Is polo a sport you must learn when young, as you did, or can it be mastered later in life?

To be professional in a sport, you need to have done 10,000 hours of repetition – that’s the standard for subconscious muscle control, to be able to hit a ball with your eyes shut. If you’re 40 years old, it’s unlikely you’re going to have three hours a day for ten years to get to that professional level—even if your body was capable of reaching that goal. However, polo is a Pro Am sport; with our teams, we have one amateur and three professionals. So, you can buy a team, play alongside three professionals, and compete against some of the best polo players in the world.

What physical strengths are required for polo?

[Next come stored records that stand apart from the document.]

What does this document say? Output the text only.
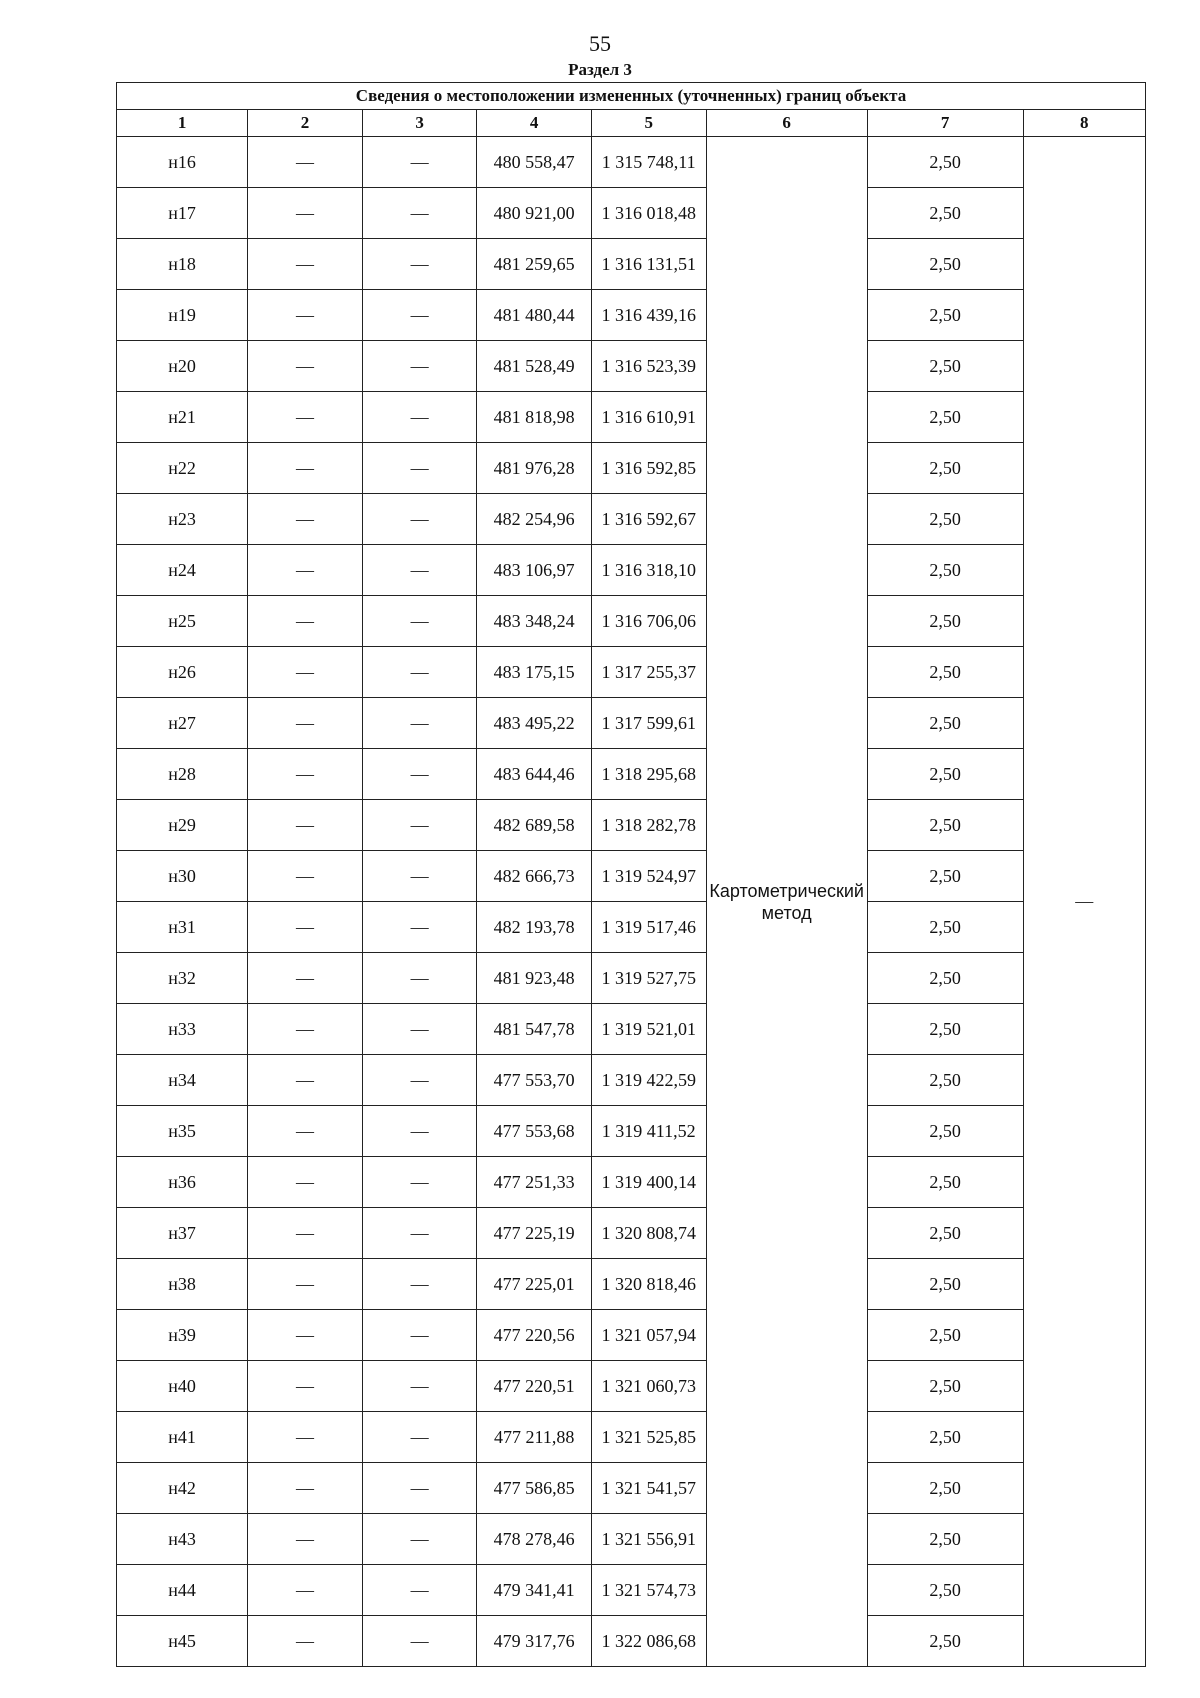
55
Раздел 3
Сведения о местоположении измененных (уточненных) границ объекта							
1	2	3	4	5	6	7	8
н16	—	—	480 558,47	1 315 748,11	Картометрический метод	2,50	—
н17	—	—	480 921,00	1 316 018,48		2,50	
н18	—	—	481 259,65	1 316 131,51		2,50	
н19	—	—	481 480,44	1 316 439,16		2,50	
н20	—	—	481 528,49	1 316 523,39		2,50	
н21	—	—	481 818,98	1 316 610,91		2,50	
н22	—	—	481 976,28	1 316 592,85		2,50	
н23	—	—	482 254,96	1 316 592,67		2,50	
н24	—	—	483 106,97	1 316 318,10		2,50	
н25	—	—	483 348,24	1 316 706,06		2,50	
н26	—	—	483 175,15	1 317 255,37		2,50	
н27	—	—	483 495,22	1 317 599,61		2,50	
н28	—	—	483 644,46	1 318 295,68		2,50	
н29	—	—	482 689,58	1 318 282,78		2,50	
н30	—	—	482 666,73	1 319 524,97		2,50	
н31	—	—	482 193,78	1 319 517,46		2,50	
н32	—	—	481 923,48	1 319 527,75		2,50	
н33	—	—	481 547,78	1 319 521,01		2,50	
н34	—	—	477 553,70	1 319 422,59		2,50	
н35	—	—	477 553,68	1 319 411,52		2,50	
н36	—	—	477 251,33	1 319 400,14		2,50	
н37	—	—	477 225,19	1 320 808,74		2,50	
н38	—	—	477 225,01	1 320 818,46		2,50	
н39	—	—	477 220,56	1 321 057,94		2,50	
н40	—	—	477 220,51	1 321 060,73		2,50	
н41	—	—	477 211,88	1 321 525,85		2,50	
н42	—	—	477 586,85	1 321 541,57		2,50	
н43	—	—	478 278,46	1 321 556,91		2,50	
н44	—	—	479 341,41	1 321 574,73		2,50	
н45	—	—	479 317,76	1 322 086,68		2,50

If you don’t spend a lot of time in the saddle you will never understand the sport. There is no gym work to replicate the feeling of actually clamping onto the saddle. The best analogy I can give is to get one of those big wobble balls, and try to sit on it, just squeezing with your knees, without your feet touching the ground. You’ll fall off in 30 seconds. Do that for an hour and see how tired you get. That is the type of repetitive training you need, with a very strong core and a great sense of balance. The force used when hitting the ball is where your conditioning work comes in.

Any other tips for aspiring polo players?

Repetition, repetition, repetition. You’ve got to practice relentlessly. When I’m working with younger players who are really aspirational about the sport, I tell them to spend hours with stick and ball until hitting the ball becomes so natural that in a game environment, it just happens.

You’ve played with both Prince William and Prince Harry. Which one is more aggressive?

Polo is often a reflection of your personality. Prince Harry is by nature very optimistic as a person and always pushing boundaries, always challenging people, and that’s how he plays polo. The Duke of Cambridge, Prince William, is a defensive player—he’s very controlled, and plays really well in his role in the back.

What is your favorite post-match drink and meal?

Jaffa Cakes—little chocolate-orange biscuits! They’re very English, and by complete coincidence, they happen to have the perfect nutritional value of the proper levels of salts, fats, and sugars to replenish your energy.

As for my favorite drink, obviously with my ten-year association with Royal Salute, I’ll have a Royal Salute 21-Year-Old with water—one finger of whisky and one finger of water, just as Sandy Hyslop, the Royal Salute Master Blender, would tell us to do.